エシュロンは辞書データベースを持ち、この辞書データベースに登録された文字列を含む電子メールを盗聴している。
この辞書データベースに電子メールアドレスが登録された場合、この電子メールアドレスに対して送受信される電子メールが盗聴されることになる。
盗聴された電子メールには登録済みの電子メールアドレスだけでなく未登録の電子メールアドレスが含まれている。
この未登録の電子メールアドレスをエシュロンの辞書データベースに登録し、盗聴できるようになる。
エシュロンの辞書データベースに登録済みの電子メールアドレスに電子メールを送受信するだけでエシュロンに盗聴されることになる。
このようにしてエシュロンは、人知れずに盗聴範囲を拡大している。
エシュロンが盗聴している電子メールアドレスを変更しても、エシュロンは登録されている電子メールアドレスを盗聴する。
変更後の電子メールアドレスを利用して辞書データベースに登録されている電子メールアドレスに電子メールを送受信することで、エシュロンは電子メールを再び盗聴できる。
一度に送受信する全ての電子メールアドレスを変更することは現実的ではない。
よって、エシュロンの盗聴から逃げ出すことはできない。
これがエシュロンと電子メールの危険性である。
エシュロンとメールシステムの危険性を指摘する”エシュロンキラー”の原作を公開するホームページを作成しました。
アドレスは、以下のとおりです。
http://www.geocities.jp/internetshow2000/
これを公開することで多くの人々にエシュロンの危険性の認識を喚起したいと考えています。
つまり、この原作を小説化にして社会に出したいと考えています。
そこで、この原作を小説化していただける著作者、編集者を探しています。
ぜひ、ご一読をお願いいたします。
ご意見、ご感想があれば、ゲストボックスまたはメールにて承っています。
どうかよろしくお願いいたします。

Posted by: 名無しのコン太 | 2009.06.07 at 04:30 PM

Maybe you don't like her, but Lindsay Lohan will indeed be playing screen legend Elizabeth Taylor in the Lifetime movie Liz and Dick.
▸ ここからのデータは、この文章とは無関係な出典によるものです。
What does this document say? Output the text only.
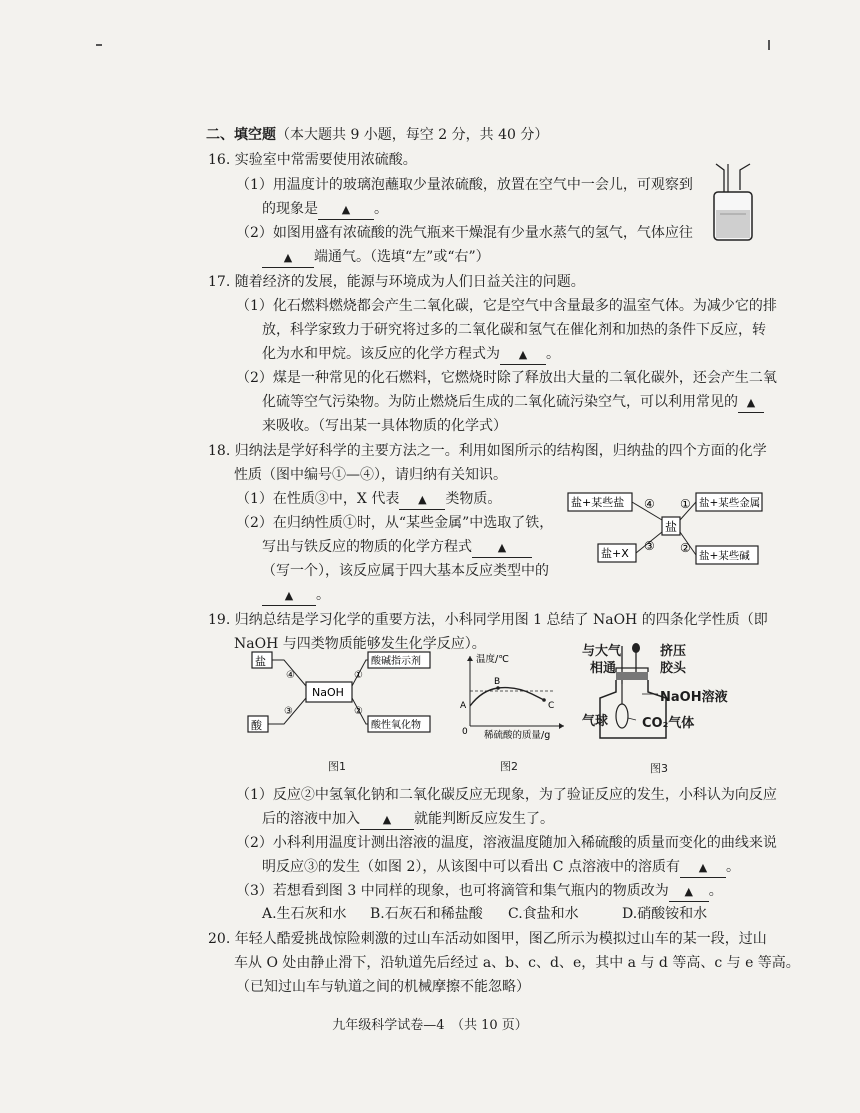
二、填空题（本大题共 9 小题，每空 2 分，共 40 分）
16. 实验室中常需要使用浓硫酸。
（1）用温度计的玻璃泡蘸取少量浓硫酸，放置在空气中一会儿，可观察到
的现象是 ▲ 。
（2）如图用盛有浓硫酸的洗气瓶来干燥混有少量水蒸气的氢气，气体应往
▲ 端通气。（选填“左”或“右”）
17. 随着经济的发展，能源与环境成为人们日益关注的问题。
（1）化石燃料燃烧都会产生二氧化碳，它是空气中含量最多的温室气体。为减少它的排
放，科学家致力于研究将过多的二氧化碳和氢气在催化剂和加热的条件下反应，转
化为水和甲烷。该反应的化学方程式为 ▲ 。
（2）煤是一种常见的化石燃料，它燃烧时除了释放出大量的二氧化碳外，还会产生二氧
化硫等空气污染物。为防止燃烧后生成的二氧化硫污染空气，可以利用常见的 ▲
来吸收。（写出某一具体物质的化学式）
18. 归纳法是学好科学的主要方法之一。利用如图所示的结构图，归纳盐的四个方面的化学
性质（图中编号①—④），请归纳有关知识。
（1）在性质③中，X 代表 ▲ 类物质。
（2）在归纳性质①时，从“某些金属”中选取了铁，
写出与铁反应的物质的化学方程式 ▲
（写一个），该反应属于四大基本反应类型中的
▲ 。
盐+某些盐
盐
盐+X
盐+某些金属
盐+某些碱
④ ①
③ ②
19. 归纳总结是学习化学的重要方法，小科同学用图 1 总结了 NaOH 的四条化学性质（即
NaOH 与四类物质能够发生化学反应）。
盐
酸
NaOH
酸碱指示剂
酸性氧化物
④	①
③	②
图1
温度/℃
稀硫酸的质量/g
0
A
B
C
图2
与大气
相通
挤压
胶头
NaOH溶液
气球	CO₂气体
图3
（1）反应②中氢氧化钠和二氧化碳反应无现象，为了验证反应的发生，小科认为向反应
后的溶液中加入 ▲ 就能判断反应发生了。
（2）小科利用温度计测出溶液的温度，溶液温度随加入稀硫酸的质量而变化的曲线来说
明反应③的发生（如图 2），从该图中可以看出 C 点溶液中的溶质有 ▲ 。
（3）若想看到图 3 中同样的现象，也可将滴管和集气瓶内的物质改为 ▲ 。
A.生石灰和水 B.石灰石和稀盐酸 C.食盐和水	D.硝酸铵和水
20. 年轻人酷爱挑战惊险刺激的过山车活动如图甲，图乙所示为模拟过山车的某一段，过山
车从 O 处由静止滑下，沿轨道先后经过 a、b、c、d、e，其中 a 与 d 等高、c 与 e 等高。
（已知过山车与轨道之间的机械摩擦不能忽略）
九年级科学试卷—4　（共 10 页）
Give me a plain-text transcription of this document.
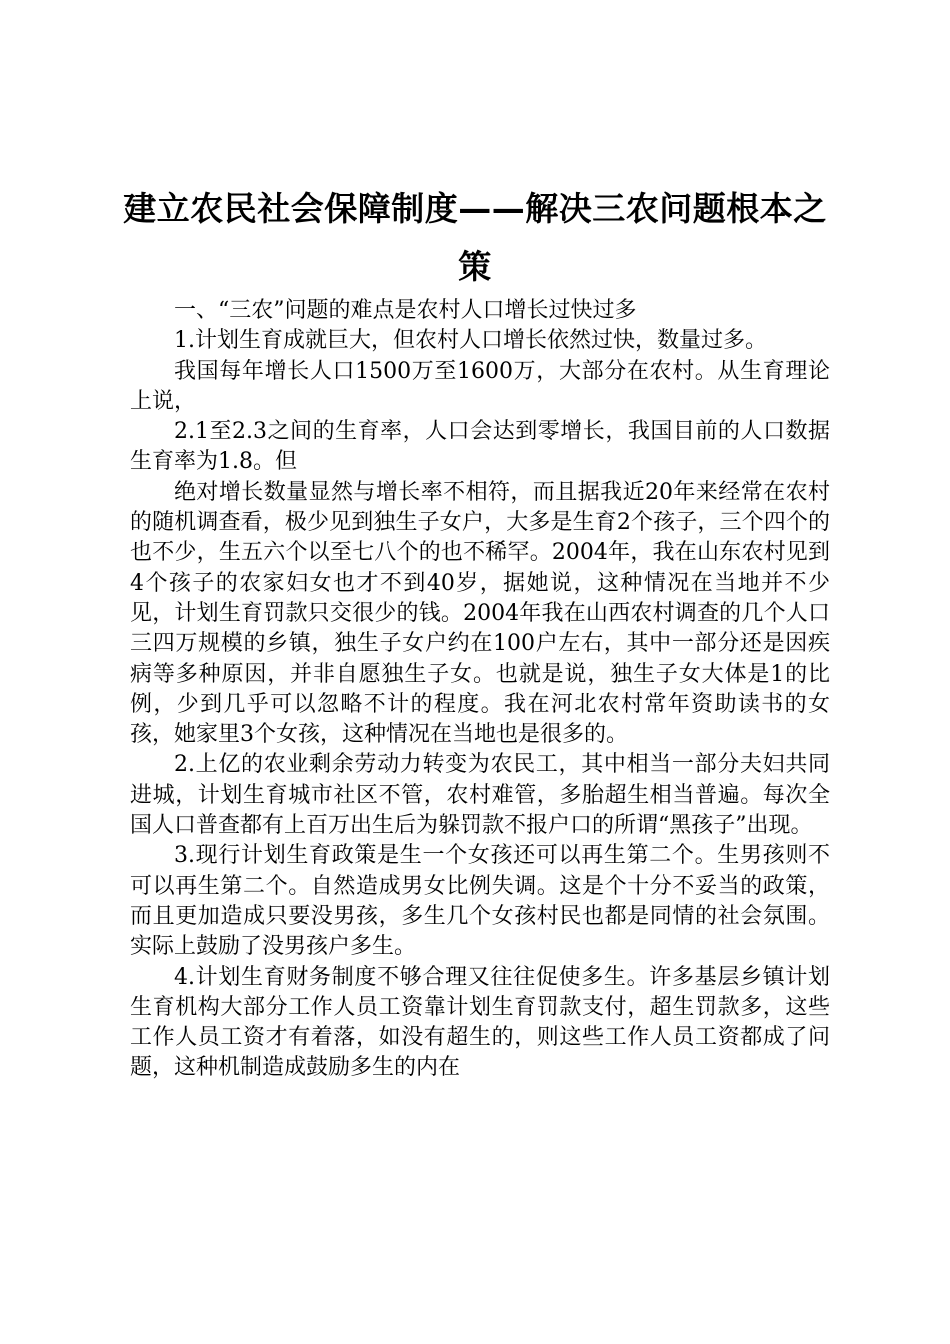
建立农民社会保障制度——解决三农问题根本之策

一、“三农”问题的难点是农村人口增长过快过多

1.计划生育成就巨大，但农村人口增长依然过快，数量过多。

我国每年增长人口1500万至1600万，大部分在农村。从生育理论上说，

2.1至2.3之间的生育率，人口会达到零增长，我国目前的人口数据生育率为1.8。但

绝对增长数量显然与增长率不相符，而且据我近20年来经常在农村的随机调查看，极少见到独生子女户，大多是生育2个孩子，三个四个的也不少，生五六个以至七八个的也不稀罕。2004年，我在山东农村见到4个孩子的农家妇女也才不到40岁，据她说，这种情况在当地并不少见，计划生育罚款只交很少的钱。2004年我在山西农村调查的几个人口三四万规模的乡镇，独生子女户约在100户左右，其中一部分还是因疾病等多种原因，并非自愿独生子女。也就是说，独生子女大体是1的比例，少到几乎可以忽略不计的程度。我在河北农村常年资助读书的女孩，她家里3个女孩，这种情况在当地也是很多的。

2.上亿的农业剩余劳动力转变为农民工，其中相当一部分夫妇共同进城，计划生育城市社区不管，农村难管，多胎超生相当普遍。每次全国人口普查都有上百万出生后为躲罚款不报户口的所谓“黑孩子”出现。

3.现行计划生育政策是生一个女孩还可以再生第二个。生男孩则不可以再生第二个。自然造成男女比例失调。这是个十分不妥当的政策，而且更加造成只要没男孩，多生几个女孩村民也都是同情的社会氛围。实际上鼓励了没男孩户多生。

4.计划生育财务制度不够合理又往往促使多生。许多基层乡镇计划生育机构大部分工作人员工资靠计划生育罚款支付，超生罚款多，这些工作人员工资才有着落，如没有超生的，则这些工作人员工资都成了问题，这种机制造成鼓励多生的内在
Filming is set to begin June 4. They're still trying to cast Richard Burton. Who do you think would be a good pick?

Posted by: Lindsay Lohan Gallery | 2013.01.14 at 04:28 AM

It's going to be end of mine day, but before finish I am reading this fantastic paragraph to increase my know-how.